Judicial councils are panels of the United States federal courts that are charged with making “necessary and appropriate orders for the effective and expeditious administration of justice” within their circuits.[1] Among their responsibilities is judicial discipline, the formulation of circuit policy, the implementation of policy directives received from the Judicial Conference of the United States, and the annual submission of a report to the Administrative Office of the United States Courts on the number and nature of orders entered during the year that relate to judicial misconduct.[2] Each US judicial circuit has a judicial council, which consists of the chief judge of the circuit and an equal number of circuit judges and district judges of the circuit.[3]

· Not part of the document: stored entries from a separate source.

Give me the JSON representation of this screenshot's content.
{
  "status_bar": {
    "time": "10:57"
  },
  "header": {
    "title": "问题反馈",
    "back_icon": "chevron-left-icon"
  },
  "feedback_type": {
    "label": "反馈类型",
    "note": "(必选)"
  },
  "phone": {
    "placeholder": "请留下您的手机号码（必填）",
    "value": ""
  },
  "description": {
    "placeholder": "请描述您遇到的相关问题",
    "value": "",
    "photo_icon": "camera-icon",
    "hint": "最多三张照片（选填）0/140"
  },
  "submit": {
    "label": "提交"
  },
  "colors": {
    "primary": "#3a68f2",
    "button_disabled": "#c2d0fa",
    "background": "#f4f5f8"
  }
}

The judicial discipline process of US federal judges is initiated by the filing of a complaint by any person alleging that a judge has engaged in conduct “prejudicial to the effective and expeditious administration of the business of the courts, or alleging that such judge is unable to discharge all the duties of the office by reason of mental or physical disability.”[4] The chief judge of the circuit has the power to dismiss or conclude the proceeding, or appoint a special committee to investigate the facts and allegations in the complaint. The committee is composed of the chief judge and an equal number of circuit judges and district judges, whom are appointed by the chief judge. The committee must conduct such investigation as it finds necessary and then expeditiously file a comprehensive written report of its investigation with the judicial council of the circuit involved. Upon receipt of such a report, the judicial council of the circuit involved may conduct any additional investigation it deems necessary, and it may dismiss the complaint.[5]

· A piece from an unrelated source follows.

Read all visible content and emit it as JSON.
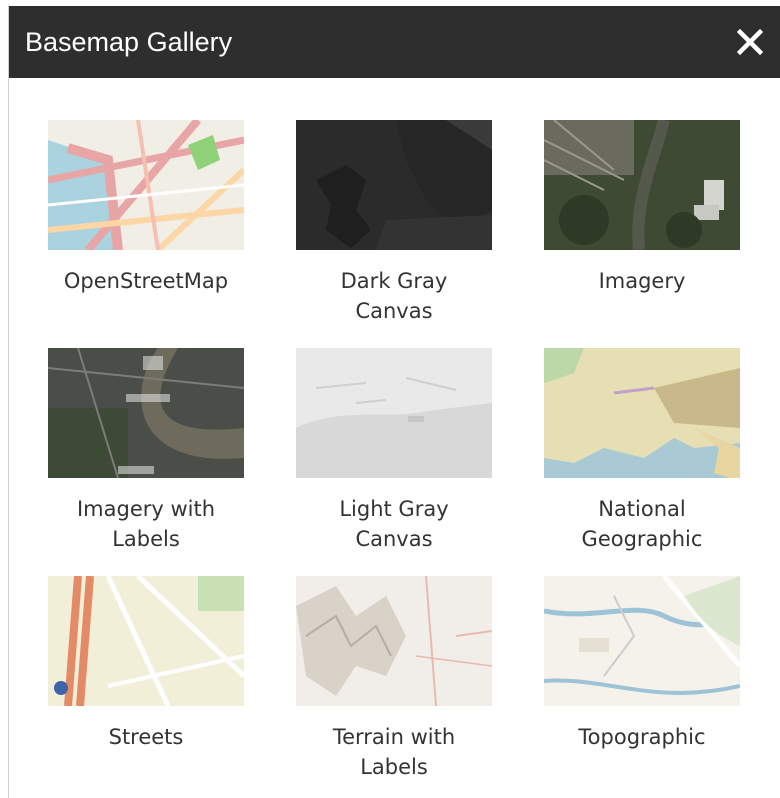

If a judge who is the subject of a complaint holds his or her office during good behavior, action taken by the judicial council may include certifying disability of the judge. The judicial council may also, in its discretion, refer any complaint under 28 U.S.C. § 351, along with the record of any associated proceedings and its recommendations for appropriate action, to the Judicial Conference. The Judicial Conference may exercise its authority under the judicial discipline provisions as a conference, or through a standing committee appointed by the Chief Justice.

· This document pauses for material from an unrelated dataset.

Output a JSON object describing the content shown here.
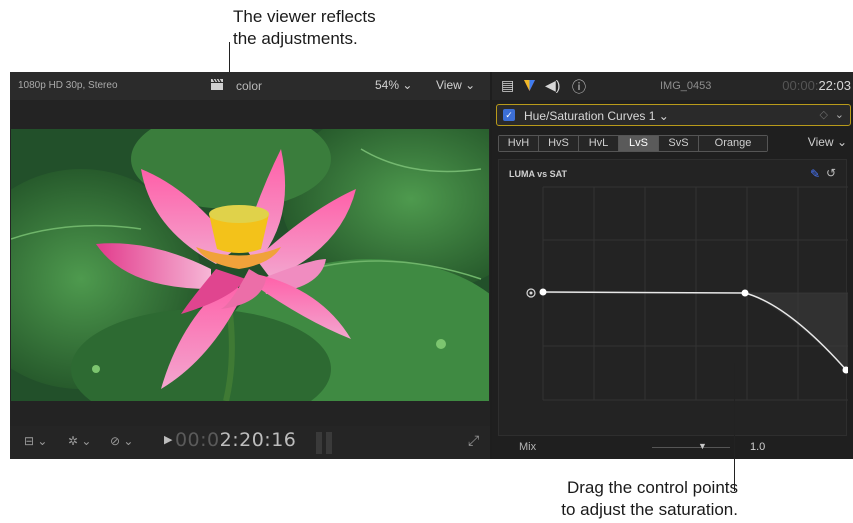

Obviously, the complaint process is dependent upon judges disciplining other judges;  and, you would be right in presuming that it is both a rare occurrence and mildly administered.

The third level is judicial discipline (e.g. revoking a judge’s law license) by state Bar Associations which work in concert with Judicial Councils;  however, this does not apply to federal judges.  See:

Model Rules for Judicial Disciplinary Enforcement

State Bar Disciplinary Rules as Applied to Federal Government Attorneys

WHO MAY DISCIPLINE OR REMOVE FEDERAL JUDGES? – A CONSTITUTIONAL ANALYSIS

The last link above provides a historical examination of the pros and cons of disciplining federal judges.  Admittedly, there are no easy solutions;  but, considering the ineffectiveness of judicial self-discipline and complaint-triggered discipline by judicial councils, the problem of judicial bias remains too serious to ignore.  Aberrant court rulings like the one Aileen Cannon issued on September 5, 2022 simply cannot be allowed to stand without official reprimand.  Impeachment is not the solution because it is practically impossible when good faith consensus doesn’t exist, and because it is a political (i.e. subjective rather than objective) mechanism which could not be relied upon to referee judges by appropriate standards of conduct.  Furthermore, judicial independence – while absolutely necessary in the perpetual pursuit of true justice – cannot be so construed as to legitimize judicial bias.

Judge Cannon’s ruling has publicly exposed the unstable foundation of America’s legal system.  The judicial branch of government, which is built upon it, has been badly shaken.  If it collapses, the last line of defense of the United States as a democratic constitutional republic will crumble before a tyrannical onslaught of authoritarianism.